There’s been an awful lot of talk recently about the Facebook IPO and what the future will hold for Mark Zuckerberg’s social creation. While many are sure that the behemoth network will continue to grow and share prices will soar, there are also those who are beginning to see cracks appear that might well lead to some serious problems.
It’s been argued that there is too much tinkering with the original layout and functionality that will cause some users to pack up and leave. The quiet grunts of discontent when Facebook Timelines first reared its head are turning into louder protests with each poll on the issue, and according to some research, 88% of users are concerned about the privacy implications of all the data that Timeline aggregates.
Ad revenues are the lifeblood of Facebook, yet not all companies are that enamoured with the ROI that Facebook has given them. General Motors – one of the three biggest advertisers in the US – is pulling all of its Facebook ads due to lack of effectiveness. But why is this happening?
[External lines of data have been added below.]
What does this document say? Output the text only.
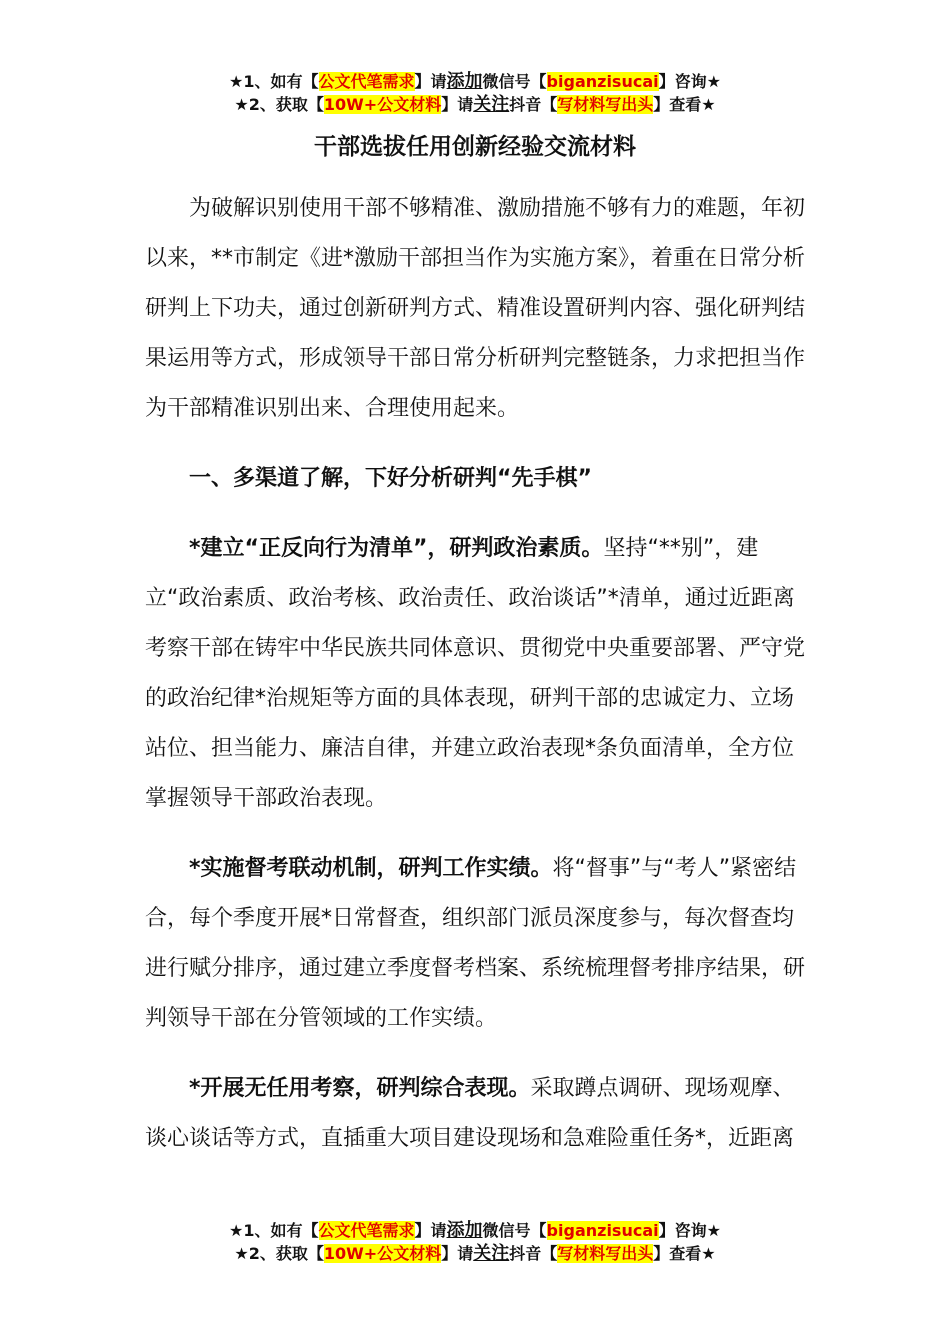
★1、如有【公文代笔需求】请添加微信号【biganzisucai】咨询★
★2、获取【10W+公文材料】请关注抖音【写材料写出头】查看★
干部选拔任用创新经验交流材料

为破解识别使用干部不够精准、激励措施不够有力的难题，年初以来，**市制定《进*激励干部担当作为实施方案》，着重在日常分析研判上下功夫，通过创新研判方式、精准设置研判内容、强化研判结果运用等方式，形成领导干部日常分析研判完整链条，力求把担当作为干部精准识别出来、合理使用起来。

一、多渠道了解，下好分析研判“先手棋”

*建立“正反向行为清单”，研判政治素质。坚持“**别”，建立“政治素质、政治考核、政治责任、政治谈话”*清单，通过近距离考察干部在铸牢中华民族共同体意识、贯彻党中央重要部署、严守党的政治纪律*治规矩等方面的具体表现，研判干部的忠诚定力、立场站位、担当能力、廉洁自律，并建立政治表现*条负面清单，全方位掌握领导干部政治表现。

*实施督考联动机制，研判工作实绩。将“督事”与“考人”紧密结合，每个季度开展*日常督查，组织部门派员深度参与，每次督查均进行赋分排序，通过建立季度督考档案、系统梳理督考排序结果，研判领导干部在分管领域的工作实绩。

*开展无任用考察，研判综合表现。采取蹲点调研、现场观摩、谈心谈话等方式，直插重大项目建设现场和急难险重任务*，近距离

★1、如有【公文代笔需求】请添加微信号【biganzisucai】咨询★
★2、获取【10W+公文材料】请关注抖音【写材料写出头】查看★
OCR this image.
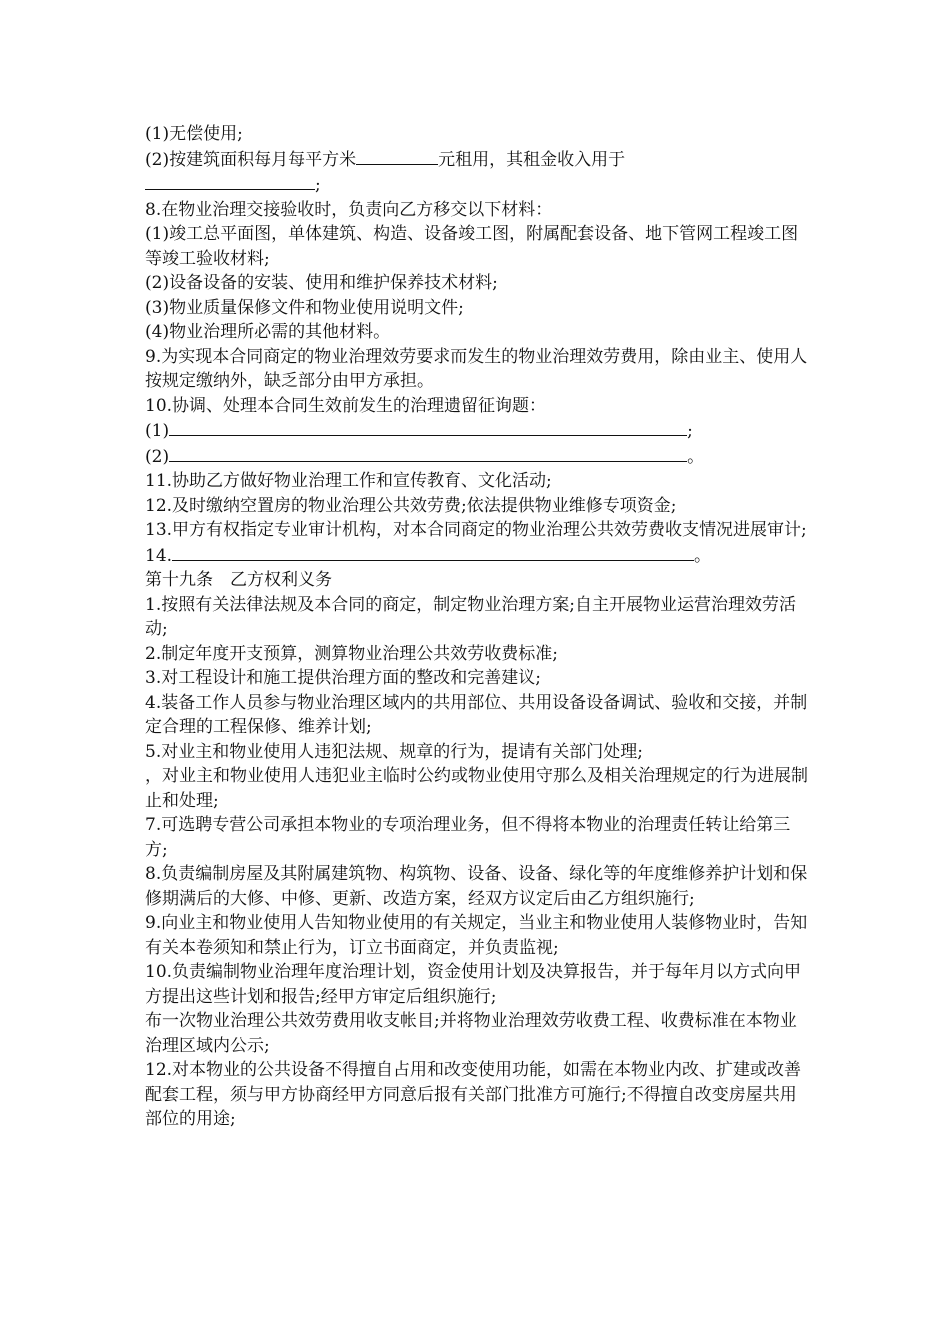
(1)无偿使用;

(2)按建筑面积每月每平方米	元租用，其租金收入用于

;

8.在物业治理交接验收时，负责向乙方移交以下材料：

(1)竣工总平面图，单体建筑、构造、设备竣工图，附属配套设备、地下管网工程竣工图等竣工验收材料;

(2)设备设备的安装、使用和维护保养技术材料;

(3)物业质量保修文件和物业使用说明文件;

(4)物业治理所必需的其他材料。

9.为实现本合同商定的物业治理效劳要求而发生的物业治理效劳费用，除由业主、使用人按规定缴纳外，缺乏部分由甲方承担。

10.协调、处理本合同生效前发生的治理遗留征询题：

(1)	;

(2)	。

11.协助乙方做好物业治理工作和宣传教育、文化活动;

12.及时缴纳空置房的物业治理公共效劳费;依法提供物业维修专项资金;

13.甲方有权指定专业审计机构，对本合同商定的物业治理公共效劳费收支情况进展审计;

14.	。

第十九条　乙方权利义务

1.按照有关法律法规及本合同的商定，制定物业治理方案;自主开展物业运营治理效劳活动;

2.制定年度开支预算，测算物业治理公共效劳收费标准;

3.对工程设计和施工提供治理方面的整改和完善建议;

4.装备工作人员参与物业治理区域内的共用部位、共用设备设备调试、验收和交接，并制定合理的工程保修、维养计划;

5.对业主和物业使用人违犯法规、规章的行为，提请有关部门处理;

，对业主和物业使用人违犯业主临时公约或物业使用守那么及相关治理规定的行为进展制止和处理;

7.可选聘专营公司承担本物业的专项治理业务，但不得将本物业的治理责任转让给第三方;

8.负责编制房屋及其附属建筑物、构筑物、设备、设备、绿化等的年度维修养护计划和保修期满后的大修、中修、更新、改造方案，经双方议定后由乙方组织施行;

9.向业主和物业使用人告知物业使用的有关规定，当业主和物业使用人装修物业时，告知有关本卷须知和禁止行为，订立书面商定，并负责监视;

10.负责编制物业治理年度治理计划，资金使用计划及决算报告，并于每年月以方式向甲方提出这些计划和报告;经甲方审定后组织施行;

布一次物业治理公共效劳费用收支帐目;并将物业治理效劳收费工程、收费标准在本物业治理区域内公示;

12.对本物业的公共设备不得擅自占用和改变使用功能，如需在本物业内改、扩建或改善配套工程，须与甲方协商经甲方同意后报有关部门批准方可施行;不得擅自改变房屋共用部位的用途;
People primarily use Facebook to ‘hang out’ and interact with friends. You just don’t want to be bombarded with adverts when you’re commenting on a photo or replying to a message, the same way that you don’t want someone to come up to you and reel off a sales pitch while you’ve out for coffee with a friend. Services such as Google’s AdSense have proven to be more affective as it actually targets people who are looking to buy – or at least research – a product.
Another contributing factor to the apparent decline of Facebook’s average revenue per user is the increased access from mobile devices. There simply aren’t any adverts on the mobile apps, so that’s a whole chunk of the target market taken out right there. Facebook even admitted as much during its S-1 filing, by saying that more people were using the mobile apps than originally thought, and revenue was going down.
So the questions are these… What must Facebook do in order to keep its revenues climbing, and what would need to come along to cause a wholesale exodus from the world’s largest social network?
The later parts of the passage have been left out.